Salespeople: What Motivates You?
I have probably interviewed well over 200 salespeople in the last 20 years when I was seeking to fill various positions. One question I always ask every candidate is:
“On a scale of 1 to 10, with 1 being ‘not at all’ and 10 being ‘obsessed’, how motivated are you by money?”
If you want to work for me, the answer needs to be a 9 or a 10. Mostly, the response I get is “well … a 5 … because family and other things are more important …” This is a great response also and family is, unequivocally, more important. However, if you are in sales, you need to be motivated by money. and there is nothing wrong with that.
Being motivated by money isn’t bad. Some people fear admitting this. It simply means that you understand we live in a world where money allows you to make decisions.
My motivations include providing for my family, sending my kids to college, traveling, saving and having a nice TV where I can watch my USC Trojans play football. Yours might be to donate a lot of money to your church or temple, or to a charity you are passionate about, or drive a special car, or buy shoes.

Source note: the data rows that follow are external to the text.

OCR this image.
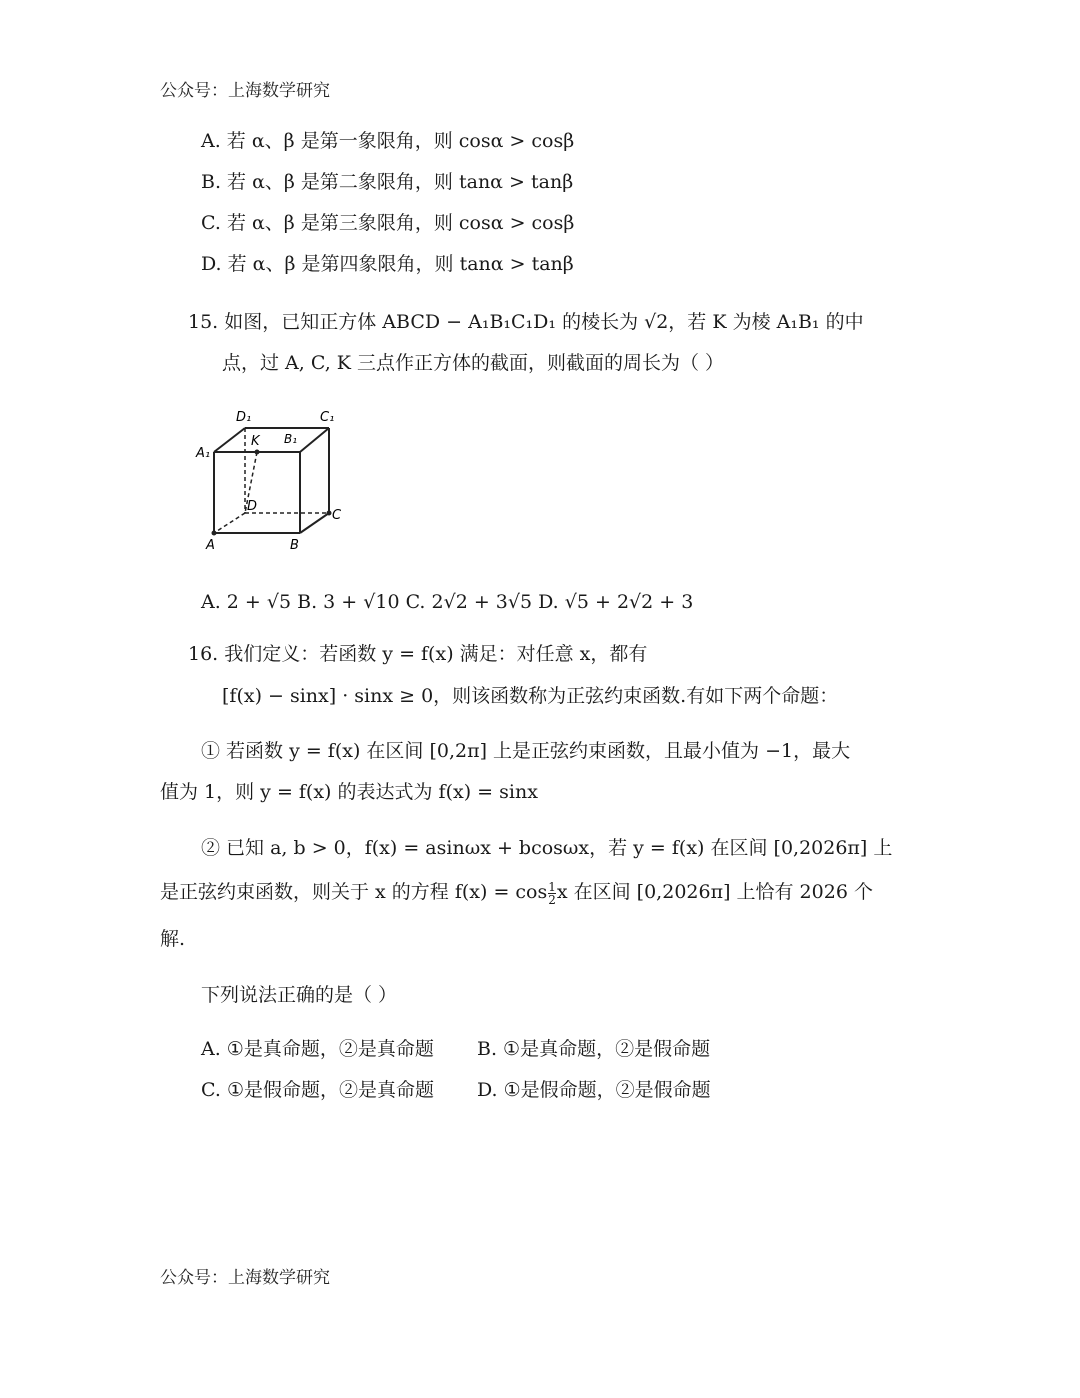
公众号：上海数学研究
A. 若 α、β 是第一象限角，则 cosα > cosβ
B. 若 α、β 是第二象限角，则 tanα > tanβ
C. 若 α、β 是第三象限角，则 cosα > cosβ
D. 若 α、β 是第四象限角，则 tanα > tanβ
15. 如图，已知正方体 ABCD − A₁B₁C₁D₁ 的棱长为 √2，若 K 为棱 A₁B₁ 的中
点，过 A, C, K 三点作正方体的截面，则截面的周长为（ ）
D₁	C₁
A₁
K B₁
D
C
A	B
A. 2 + √5 B. 3 + √10 C. 2√2 + 3√5 D. √5 + 2√2 + 3
16. 我们定义：若函数 y = f(x) 满足：对任意 x，都有
[f(x) − sinx] · sinx ≥ 0，则该函数称为正弦约束函数.有如下两个命题：
① 若函数 y = f(x) 在区间 [0,2π] 上是正弦约束函数，且最小值为 −1，最大
值为 1，则 y = f(x) 的表达式为 f(x) = sinx
② 已知 a, b > 0，f(x) = asinωx + bcosωx，若 y = f(x) 在区间 [0,2026π] 上
是正弦约束函数，则关于 x 的方程 $f(x) = \cos \frac{1}{2}$ x 在区间 [0,2026π] 上恰有 2026 个
解.
下列说法正确的是（ ）
A. ①是真命题，②是真命题 B. ①是真命题，②是假命题
C. ①是假命题，②是真命题 D. ①是假命题，②是假命题
公众号：上海数学研究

Of course, underneath the money is the real motivation: success and achievement. Hopefully we are all motivated by this in whatever we choose to do. Sales people are a bit unique as most are paid on what they sell – the old ‘eat what you kill’ paradigm. Money IS a way to measure success and achievement, but certainly not the only way.
As the tradeshow business evolves to a relationship sales model (See my “In Event Sales, Relationships Matter” blog HERE) one of the most rewarding things that can happen are a client referring another client, securing a new big account and ,of course, winning an account from the competition. In sales, you also learn a lot about a client’s business. That is exceptionally rewarding – and fascinating. You can become part of their own sales and marketing solution.

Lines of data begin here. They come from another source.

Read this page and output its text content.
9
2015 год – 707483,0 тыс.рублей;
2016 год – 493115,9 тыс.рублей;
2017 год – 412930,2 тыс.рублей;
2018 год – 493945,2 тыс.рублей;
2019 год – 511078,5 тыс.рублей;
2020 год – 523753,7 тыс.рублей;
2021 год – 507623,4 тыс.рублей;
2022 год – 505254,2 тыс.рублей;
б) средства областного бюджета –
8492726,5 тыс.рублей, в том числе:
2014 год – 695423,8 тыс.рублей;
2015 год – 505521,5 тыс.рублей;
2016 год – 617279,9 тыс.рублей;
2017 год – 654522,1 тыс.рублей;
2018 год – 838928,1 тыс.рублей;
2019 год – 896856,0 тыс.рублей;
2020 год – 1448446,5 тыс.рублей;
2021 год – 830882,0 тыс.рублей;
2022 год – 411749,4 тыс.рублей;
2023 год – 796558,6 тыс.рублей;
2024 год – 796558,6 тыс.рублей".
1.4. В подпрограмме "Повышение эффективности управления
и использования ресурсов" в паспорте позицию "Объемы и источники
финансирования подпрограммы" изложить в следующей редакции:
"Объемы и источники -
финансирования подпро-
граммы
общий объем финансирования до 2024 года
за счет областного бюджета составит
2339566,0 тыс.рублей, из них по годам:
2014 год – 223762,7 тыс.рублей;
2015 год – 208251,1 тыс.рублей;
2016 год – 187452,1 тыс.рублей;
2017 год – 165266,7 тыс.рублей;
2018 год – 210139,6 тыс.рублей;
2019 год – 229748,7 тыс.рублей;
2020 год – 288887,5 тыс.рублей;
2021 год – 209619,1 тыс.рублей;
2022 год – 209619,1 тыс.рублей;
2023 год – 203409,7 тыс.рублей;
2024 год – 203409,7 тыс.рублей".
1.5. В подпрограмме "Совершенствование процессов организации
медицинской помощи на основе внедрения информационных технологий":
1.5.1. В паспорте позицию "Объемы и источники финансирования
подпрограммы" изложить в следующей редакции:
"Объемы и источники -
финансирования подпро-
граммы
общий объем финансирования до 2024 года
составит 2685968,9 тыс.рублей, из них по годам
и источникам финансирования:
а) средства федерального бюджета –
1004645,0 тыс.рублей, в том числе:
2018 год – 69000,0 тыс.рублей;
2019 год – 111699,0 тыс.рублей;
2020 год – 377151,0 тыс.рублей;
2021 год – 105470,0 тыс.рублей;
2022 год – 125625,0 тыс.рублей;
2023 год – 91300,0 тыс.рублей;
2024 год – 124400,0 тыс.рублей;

Of course, one of the real rewards is in the relationships you develop over the years. I have dear friends that are, or were, customers. We have had dinner at each other’s homes, babysat the kids and even travelled together. These relationships are definitely more important than money, but they are all part of the overall reward that comes from being in sales. And there are many rewards.
So … I ask: What motivates you? Think about it. You work hard, deal with rejection and fend off the competition all for a host of rewards. Sales is a career, not just a job. And it should be about more than the money, but that focus is an excellent window into what really motivates you.